About six months ago I started a blog. This blog.
My focus was intended to be on the life of an asexual man who was also gay, overweight and living a mediocre life with mediocre looks. This life and it’s struggles were going to help me write a guide to loneliness within the chronicles that would be my blog. I was riding a high brought on by trading in a shabby old clunker of a car and finally tasting freedom. It had me slapping at my keyboard like I was getting paid for every word I produced.
So what happened?
Obviously highs wear off but there was more to it. As cliche as it may sound this confidence and can-do attitude about my possible life alone led to me meeting someone. A few more posts were churned out while I got to know this gent and he even read some. Then I just stopped.
How can you write a guide to loneliness if you’re not lonely?
There wasn’t a moment that I sat and decided I was done with blogging but rather I traded in blog posts for continual texts to a special someone.
He’d get a real kick out of that seeing as how he states I didn’t text him enough and my response times were not up to par but ANYWHO…
As you can tell, that’s over with.

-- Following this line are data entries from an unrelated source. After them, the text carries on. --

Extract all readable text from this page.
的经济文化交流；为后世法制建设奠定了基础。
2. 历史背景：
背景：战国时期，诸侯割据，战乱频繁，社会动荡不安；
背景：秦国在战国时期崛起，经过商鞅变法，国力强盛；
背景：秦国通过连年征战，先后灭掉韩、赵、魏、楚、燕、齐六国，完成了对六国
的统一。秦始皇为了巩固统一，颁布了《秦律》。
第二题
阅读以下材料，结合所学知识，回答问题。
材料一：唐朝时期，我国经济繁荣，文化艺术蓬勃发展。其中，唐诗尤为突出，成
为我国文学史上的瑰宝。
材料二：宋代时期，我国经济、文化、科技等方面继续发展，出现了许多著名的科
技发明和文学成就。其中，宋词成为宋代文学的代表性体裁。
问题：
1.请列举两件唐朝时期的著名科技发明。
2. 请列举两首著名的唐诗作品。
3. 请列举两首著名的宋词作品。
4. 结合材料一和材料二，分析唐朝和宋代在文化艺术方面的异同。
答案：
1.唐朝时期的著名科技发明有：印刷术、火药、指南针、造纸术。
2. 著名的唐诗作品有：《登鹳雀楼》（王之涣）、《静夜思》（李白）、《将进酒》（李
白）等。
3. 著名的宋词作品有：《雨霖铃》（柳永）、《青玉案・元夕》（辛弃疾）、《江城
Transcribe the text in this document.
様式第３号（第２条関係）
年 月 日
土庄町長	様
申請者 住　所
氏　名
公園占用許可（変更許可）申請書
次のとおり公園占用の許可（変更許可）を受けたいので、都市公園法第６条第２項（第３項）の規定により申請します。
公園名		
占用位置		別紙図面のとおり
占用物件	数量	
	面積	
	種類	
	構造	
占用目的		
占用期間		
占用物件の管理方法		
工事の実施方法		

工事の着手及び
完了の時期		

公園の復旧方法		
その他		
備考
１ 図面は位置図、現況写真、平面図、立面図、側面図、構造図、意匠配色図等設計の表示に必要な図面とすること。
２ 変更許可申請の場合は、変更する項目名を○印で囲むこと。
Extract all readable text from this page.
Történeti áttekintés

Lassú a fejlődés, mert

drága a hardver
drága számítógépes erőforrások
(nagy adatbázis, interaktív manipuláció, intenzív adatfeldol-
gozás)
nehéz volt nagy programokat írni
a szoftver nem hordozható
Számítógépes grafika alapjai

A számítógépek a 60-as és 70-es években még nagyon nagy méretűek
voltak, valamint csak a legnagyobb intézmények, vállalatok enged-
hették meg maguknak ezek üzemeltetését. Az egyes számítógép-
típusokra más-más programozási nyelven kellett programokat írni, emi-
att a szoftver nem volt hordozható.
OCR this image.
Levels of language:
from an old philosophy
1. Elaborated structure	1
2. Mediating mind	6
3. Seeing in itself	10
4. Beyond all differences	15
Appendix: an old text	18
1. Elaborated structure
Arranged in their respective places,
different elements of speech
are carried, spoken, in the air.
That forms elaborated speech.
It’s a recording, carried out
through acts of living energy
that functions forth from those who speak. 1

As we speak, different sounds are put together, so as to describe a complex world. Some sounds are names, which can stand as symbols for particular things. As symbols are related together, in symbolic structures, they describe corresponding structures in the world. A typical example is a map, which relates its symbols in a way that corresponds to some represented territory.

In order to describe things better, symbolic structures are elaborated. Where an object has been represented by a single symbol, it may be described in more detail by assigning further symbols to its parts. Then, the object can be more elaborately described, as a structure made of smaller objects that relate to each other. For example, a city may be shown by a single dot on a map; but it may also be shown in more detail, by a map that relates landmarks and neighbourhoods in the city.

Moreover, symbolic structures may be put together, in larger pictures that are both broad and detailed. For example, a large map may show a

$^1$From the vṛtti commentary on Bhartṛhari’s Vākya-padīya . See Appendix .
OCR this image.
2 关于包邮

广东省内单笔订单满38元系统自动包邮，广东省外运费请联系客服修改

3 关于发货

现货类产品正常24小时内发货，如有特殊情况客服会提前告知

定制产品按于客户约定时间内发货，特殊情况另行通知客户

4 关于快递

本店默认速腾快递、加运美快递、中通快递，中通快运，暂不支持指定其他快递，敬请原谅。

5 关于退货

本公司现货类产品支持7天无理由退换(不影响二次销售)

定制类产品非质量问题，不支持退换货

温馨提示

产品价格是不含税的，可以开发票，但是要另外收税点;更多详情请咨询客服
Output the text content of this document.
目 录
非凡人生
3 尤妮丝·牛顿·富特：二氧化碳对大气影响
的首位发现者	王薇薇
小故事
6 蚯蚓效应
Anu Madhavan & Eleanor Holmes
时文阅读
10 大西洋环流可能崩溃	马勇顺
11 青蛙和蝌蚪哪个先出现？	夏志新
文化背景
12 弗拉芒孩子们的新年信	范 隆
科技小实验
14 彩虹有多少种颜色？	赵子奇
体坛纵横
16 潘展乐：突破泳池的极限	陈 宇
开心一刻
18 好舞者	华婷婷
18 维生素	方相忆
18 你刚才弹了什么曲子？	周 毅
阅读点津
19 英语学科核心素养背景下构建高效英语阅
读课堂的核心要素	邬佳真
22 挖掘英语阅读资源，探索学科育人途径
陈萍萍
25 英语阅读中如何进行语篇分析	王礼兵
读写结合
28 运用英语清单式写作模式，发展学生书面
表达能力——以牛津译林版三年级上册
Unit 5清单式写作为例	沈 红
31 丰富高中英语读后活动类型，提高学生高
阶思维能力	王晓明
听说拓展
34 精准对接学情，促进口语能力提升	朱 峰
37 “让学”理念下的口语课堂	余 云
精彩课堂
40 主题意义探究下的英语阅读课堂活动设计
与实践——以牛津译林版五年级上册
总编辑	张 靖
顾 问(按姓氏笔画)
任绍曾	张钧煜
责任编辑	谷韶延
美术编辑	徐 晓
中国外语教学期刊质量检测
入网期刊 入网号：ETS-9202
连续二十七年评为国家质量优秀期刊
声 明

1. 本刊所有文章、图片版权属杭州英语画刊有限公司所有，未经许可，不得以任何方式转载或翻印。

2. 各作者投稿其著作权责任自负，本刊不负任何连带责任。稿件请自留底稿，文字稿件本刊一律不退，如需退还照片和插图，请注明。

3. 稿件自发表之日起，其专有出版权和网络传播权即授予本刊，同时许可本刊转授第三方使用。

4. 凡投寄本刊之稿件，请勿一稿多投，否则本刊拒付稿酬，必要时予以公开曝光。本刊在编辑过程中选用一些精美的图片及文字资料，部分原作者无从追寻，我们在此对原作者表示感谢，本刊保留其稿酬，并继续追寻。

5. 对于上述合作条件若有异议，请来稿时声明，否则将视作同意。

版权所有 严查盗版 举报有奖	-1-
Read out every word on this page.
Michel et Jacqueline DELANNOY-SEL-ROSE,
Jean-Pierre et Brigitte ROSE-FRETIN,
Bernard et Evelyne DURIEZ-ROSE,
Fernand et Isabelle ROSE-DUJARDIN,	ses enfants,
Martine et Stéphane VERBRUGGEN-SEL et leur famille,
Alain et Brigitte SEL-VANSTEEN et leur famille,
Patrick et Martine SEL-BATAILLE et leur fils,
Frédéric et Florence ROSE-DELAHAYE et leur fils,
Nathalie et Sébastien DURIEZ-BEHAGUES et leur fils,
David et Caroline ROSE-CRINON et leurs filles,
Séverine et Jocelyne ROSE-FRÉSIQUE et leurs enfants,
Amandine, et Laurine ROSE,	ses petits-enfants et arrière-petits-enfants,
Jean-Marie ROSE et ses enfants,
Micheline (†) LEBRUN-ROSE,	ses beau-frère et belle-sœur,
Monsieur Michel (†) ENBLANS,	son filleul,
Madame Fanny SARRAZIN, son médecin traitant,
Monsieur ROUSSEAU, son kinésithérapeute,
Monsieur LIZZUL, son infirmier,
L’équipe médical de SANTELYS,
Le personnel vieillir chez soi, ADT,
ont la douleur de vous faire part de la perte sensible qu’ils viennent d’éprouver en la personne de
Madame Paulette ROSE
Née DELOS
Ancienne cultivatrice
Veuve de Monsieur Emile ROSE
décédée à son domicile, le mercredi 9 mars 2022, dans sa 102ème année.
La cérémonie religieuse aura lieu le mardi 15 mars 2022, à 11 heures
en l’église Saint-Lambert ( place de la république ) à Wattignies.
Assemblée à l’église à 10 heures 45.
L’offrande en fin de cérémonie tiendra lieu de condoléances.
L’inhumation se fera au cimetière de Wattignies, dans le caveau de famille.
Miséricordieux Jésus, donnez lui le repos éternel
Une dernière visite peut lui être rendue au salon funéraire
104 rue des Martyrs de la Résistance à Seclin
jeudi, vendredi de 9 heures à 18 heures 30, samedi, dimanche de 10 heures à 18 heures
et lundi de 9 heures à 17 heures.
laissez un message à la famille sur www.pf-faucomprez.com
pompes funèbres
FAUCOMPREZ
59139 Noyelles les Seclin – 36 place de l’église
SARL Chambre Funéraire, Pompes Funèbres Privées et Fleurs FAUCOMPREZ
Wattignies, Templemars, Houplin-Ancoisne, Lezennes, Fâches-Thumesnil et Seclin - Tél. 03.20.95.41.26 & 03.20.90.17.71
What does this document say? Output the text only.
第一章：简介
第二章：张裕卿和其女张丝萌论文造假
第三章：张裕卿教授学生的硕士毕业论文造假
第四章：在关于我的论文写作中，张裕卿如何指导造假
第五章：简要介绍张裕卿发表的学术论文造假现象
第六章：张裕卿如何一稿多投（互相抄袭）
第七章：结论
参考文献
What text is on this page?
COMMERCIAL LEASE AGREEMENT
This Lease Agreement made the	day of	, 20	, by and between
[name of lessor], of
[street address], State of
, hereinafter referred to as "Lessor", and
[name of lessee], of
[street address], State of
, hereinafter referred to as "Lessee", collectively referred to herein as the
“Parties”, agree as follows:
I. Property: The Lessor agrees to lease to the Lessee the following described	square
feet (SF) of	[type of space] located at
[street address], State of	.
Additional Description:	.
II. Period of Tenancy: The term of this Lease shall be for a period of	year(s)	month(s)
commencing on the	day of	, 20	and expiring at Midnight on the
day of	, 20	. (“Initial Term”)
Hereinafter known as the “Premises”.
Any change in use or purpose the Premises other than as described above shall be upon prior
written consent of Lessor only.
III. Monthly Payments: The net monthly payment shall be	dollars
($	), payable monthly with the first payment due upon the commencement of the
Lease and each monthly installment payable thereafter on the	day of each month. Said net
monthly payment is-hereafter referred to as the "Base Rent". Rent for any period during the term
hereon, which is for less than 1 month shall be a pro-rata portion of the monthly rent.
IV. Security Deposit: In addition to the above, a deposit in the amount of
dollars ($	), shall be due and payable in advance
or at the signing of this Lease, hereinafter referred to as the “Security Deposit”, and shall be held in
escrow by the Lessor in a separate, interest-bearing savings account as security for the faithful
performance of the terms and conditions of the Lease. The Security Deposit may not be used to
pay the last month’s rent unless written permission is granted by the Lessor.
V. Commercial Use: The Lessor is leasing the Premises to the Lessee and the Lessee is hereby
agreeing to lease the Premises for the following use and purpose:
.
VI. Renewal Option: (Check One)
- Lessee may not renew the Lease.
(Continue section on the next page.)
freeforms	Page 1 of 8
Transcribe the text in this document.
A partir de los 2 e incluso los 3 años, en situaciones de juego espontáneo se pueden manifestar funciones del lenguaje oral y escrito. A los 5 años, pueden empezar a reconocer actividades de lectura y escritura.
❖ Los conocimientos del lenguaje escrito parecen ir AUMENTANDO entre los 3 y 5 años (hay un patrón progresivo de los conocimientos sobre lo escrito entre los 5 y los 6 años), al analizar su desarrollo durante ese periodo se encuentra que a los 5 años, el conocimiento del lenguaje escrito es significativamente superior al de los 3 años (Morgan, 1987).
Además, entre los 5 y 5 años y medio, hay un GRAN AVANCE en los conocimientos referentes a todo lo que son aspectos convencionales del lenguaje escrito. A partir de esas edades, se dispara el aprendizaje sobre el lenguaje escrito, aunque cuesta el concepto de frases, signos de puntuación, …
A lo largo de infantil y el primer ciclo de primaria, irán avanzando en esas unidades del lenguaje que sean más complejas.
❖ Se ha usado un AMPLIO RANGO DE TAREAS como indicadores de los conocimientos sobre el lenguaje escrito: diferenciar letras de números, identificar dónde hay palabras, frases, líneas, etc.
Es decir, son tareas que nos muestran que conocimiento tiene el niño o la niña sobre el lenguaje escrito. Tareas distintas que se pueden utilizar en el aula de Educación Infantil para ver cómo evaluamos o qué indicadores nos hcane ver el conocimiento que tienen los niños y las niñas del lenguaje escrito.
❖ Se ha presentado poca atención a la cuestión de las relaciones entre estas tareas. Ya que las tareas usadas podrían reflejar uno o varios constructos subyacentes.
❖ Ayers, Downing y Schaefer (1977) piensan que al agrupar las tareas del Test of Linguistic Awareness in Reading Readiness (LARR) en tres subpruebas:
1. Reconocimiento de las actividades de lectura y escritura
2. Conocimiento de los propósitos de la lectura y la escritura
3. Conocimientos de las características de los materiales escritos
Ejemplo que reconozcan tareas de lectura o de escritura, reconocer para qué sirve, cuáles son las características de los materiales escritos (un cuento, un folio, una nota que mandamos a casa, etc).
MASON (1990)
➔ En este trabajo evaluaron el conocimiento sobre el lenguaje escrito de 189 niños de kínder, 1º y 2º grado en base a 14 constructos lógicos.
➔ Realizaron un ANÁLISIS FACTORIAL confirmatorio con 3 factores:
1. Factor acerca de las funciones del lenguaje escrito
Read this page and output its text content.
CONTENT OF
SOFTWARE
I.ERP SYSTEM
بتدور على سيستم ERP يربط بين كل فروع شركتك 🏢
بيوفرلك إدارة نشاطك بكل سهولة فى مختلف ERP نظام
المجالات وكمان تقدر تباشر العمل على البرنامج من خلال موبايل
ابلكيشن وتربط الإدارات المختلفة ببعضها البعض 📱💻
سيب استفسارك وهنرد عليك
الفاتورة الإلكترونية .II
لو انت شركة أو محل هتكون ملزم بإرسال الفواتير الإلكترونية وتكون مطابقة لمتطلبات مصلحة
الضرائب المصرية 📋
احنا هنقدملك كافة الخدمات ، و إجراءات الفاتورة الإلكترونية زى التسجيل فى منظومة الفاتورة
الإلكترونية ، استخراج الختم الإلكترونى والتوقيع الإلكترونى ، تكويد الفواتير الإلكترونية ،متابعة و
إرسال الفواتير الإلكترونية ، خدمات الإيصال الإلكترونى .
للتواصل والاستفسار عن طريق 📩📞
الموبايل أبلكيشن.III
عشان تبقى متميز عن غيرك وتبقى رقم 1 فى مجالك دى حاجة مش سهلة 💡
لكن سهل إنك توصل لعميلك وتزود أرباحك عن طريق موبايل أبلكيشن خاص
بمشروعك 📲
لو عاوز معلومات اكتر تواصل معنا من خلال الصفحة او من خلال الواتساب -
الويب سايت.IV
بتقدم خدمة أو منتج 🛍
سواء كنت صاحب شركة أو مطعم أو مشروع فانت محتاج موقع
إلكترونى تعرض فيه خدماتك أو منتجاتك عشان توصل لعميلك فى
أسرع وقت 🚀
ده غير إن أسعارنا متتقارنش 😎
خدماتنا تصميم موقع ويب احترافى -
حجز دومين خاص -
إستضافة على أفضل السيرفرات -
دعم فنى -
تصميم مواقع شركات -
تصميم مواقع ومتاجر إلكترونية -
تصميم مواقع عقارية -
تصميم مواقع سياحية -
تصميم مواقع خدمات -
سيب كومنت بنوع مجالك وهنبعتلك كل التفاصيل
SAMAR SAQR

Now I’m back to square one. Except I don’t want to be at square one. I want this noise in my head to simmer a bit.I don’t think it was just that I briefly found someone which caused me to give up. Struggling to commit to blogs and the sort has always been an issue I’ve faced. When I step back and look at the situations I think I’ve been too focused on my focus.
I’m not sure if I mentioned it before but I always have this voice in my head, the voice of a radio jockey from my childhood, going over blog etiquette. He said that you always need to have a clear focus, a direction to go… and I’ve tried… but how do you know which direction your life is going to go? Maybe my focus has been too small.
I am asexual… it’s a part of my life… so really everything that happens to me falls under the category of MY ASEXUAL LIFE:
So from here on out I’m going to put less stress on myself.
I want to delete my previous posts and start over but… they’re part of my journey.
Expect to hear more from me. Long rants. Short stories. All part of my ace life.